Des tas gigantesques de sacs de vêtements, des files interminables de voitures, des klaxons, des cris, des larmes, mais aussi de la joie. Depuis la chute de Bachar al-Assad le 8 décembre, plus de 25 000 Syriens ont traversé la frontière depuis la seule Turquie. L’espoir de retourner dans un pays qu’ils avaient fui pour échapper à la dictature, de retrouver leurs proches et de rendre justice aux prisonniers de l’ancien régime. Mais le voyage peut être long et fastidieux. « 20 minutes » a vécu cela ces derniers jours, tout bien considéré.
En Turquie, les douanes de Kilis, près de Gaziantep, et de la province de Hatay sont débordées. Taxis et bus défilent pour amener des familles entières, avec les quelques biens qu’elles possèdent, à la frontière, et uniquement à pied. Une fois arrivés, alourdis de sacs parfois plus gros qu’eux, c’est aux Turcs de décider qui peut quitter le pays. Rappelons qu’au nord de la Syrie, des tensions opposent combattants pro-turcs et Forces démocratiques syriennes (Kurdes). La Turquie explique qu’elle est responsable de la sécurité des personnes qui traversent sa frontière pour se rendre en Syrie.
En principe, seuls les Syriens ont le droit de quitter le sol turc, mais uniquement avec un départ définitif. En revanche, si une personne a une autre nationalité, elle n’a pas le droit de passer. « 20 minutes » a donc subi un échec total en tentant de passer les différentes douanes turques. Le choix s’est alors porté sur la frontière libano-syrienne.

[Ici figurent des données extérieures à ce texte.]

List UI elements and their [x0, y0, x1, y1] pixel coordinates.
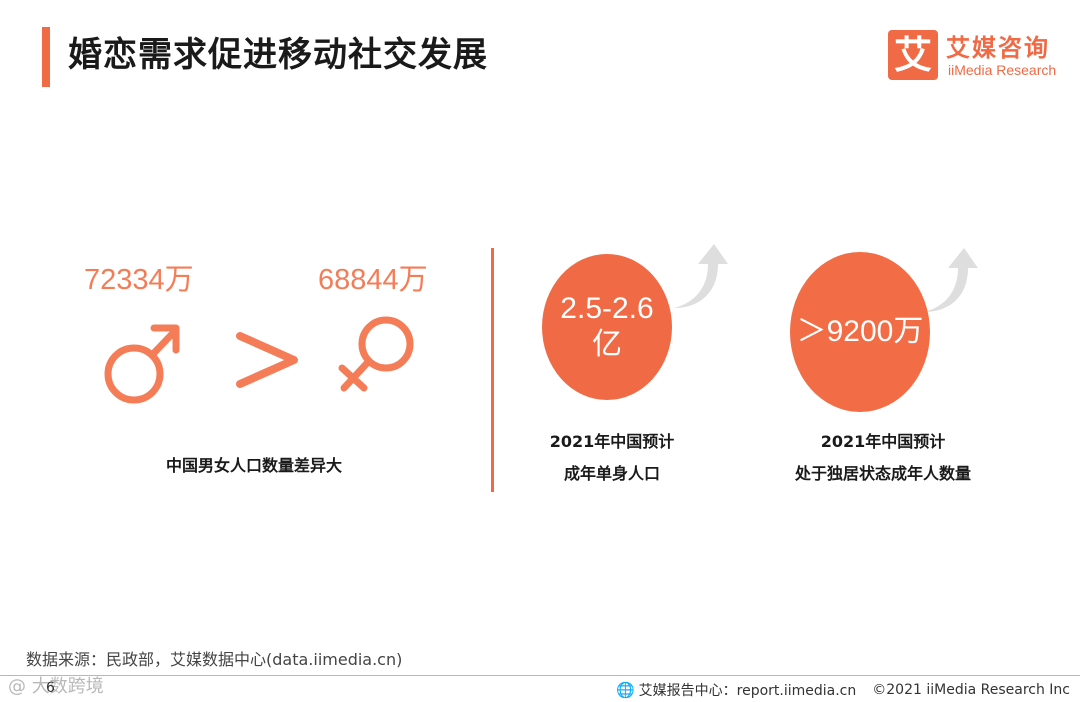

Au Liban, près de Beyrouth, le poste de Masnaa accueille également un grand nombre de réfugiés syriens rentrant au pays. Ici, les voitures sont autorisées à passer, tout comme les passeports non syriens. Aucun visa ou autre formalité n’est exigé par le nouveau gouvernement syrien. En revanche, cette « facilité » d’accès attire une foule encore plus nombreuse qu’en Turquie. Si les autorités libanaises n’hésitent pas à laisser passer les gens, ceux-ci sont sous l’eau, épuisés. Là où une autre nationalité est disqualifiante en Turquie, ici elle permet de réduire les files d’attente. Dans les bureaux, des centaines de personnes se pressent, agitant leurs passeports et criant. Les voitures s’entassent, même à contre-courant, pour embarquer quelques personnes supplémentaires. Certains décident de partir à pied (Damas est à 1 heure de voiture), d’autres attendent que quelqu’un décide de les emmener, s’ils ont les moyens de payer un chauffeur.
Chacun, en revanche, ressent une forme d’excitation, mêlée d’anxiété. Leur pays est à quelques mètres, prêt à les accueillir à nouveau. Certains n’ont plus de nouvelles de leur famille depuis près de 15 ans. L’attente est difficile, mais une fois toutes les stations franchies, une seule émotion persiste : la joie.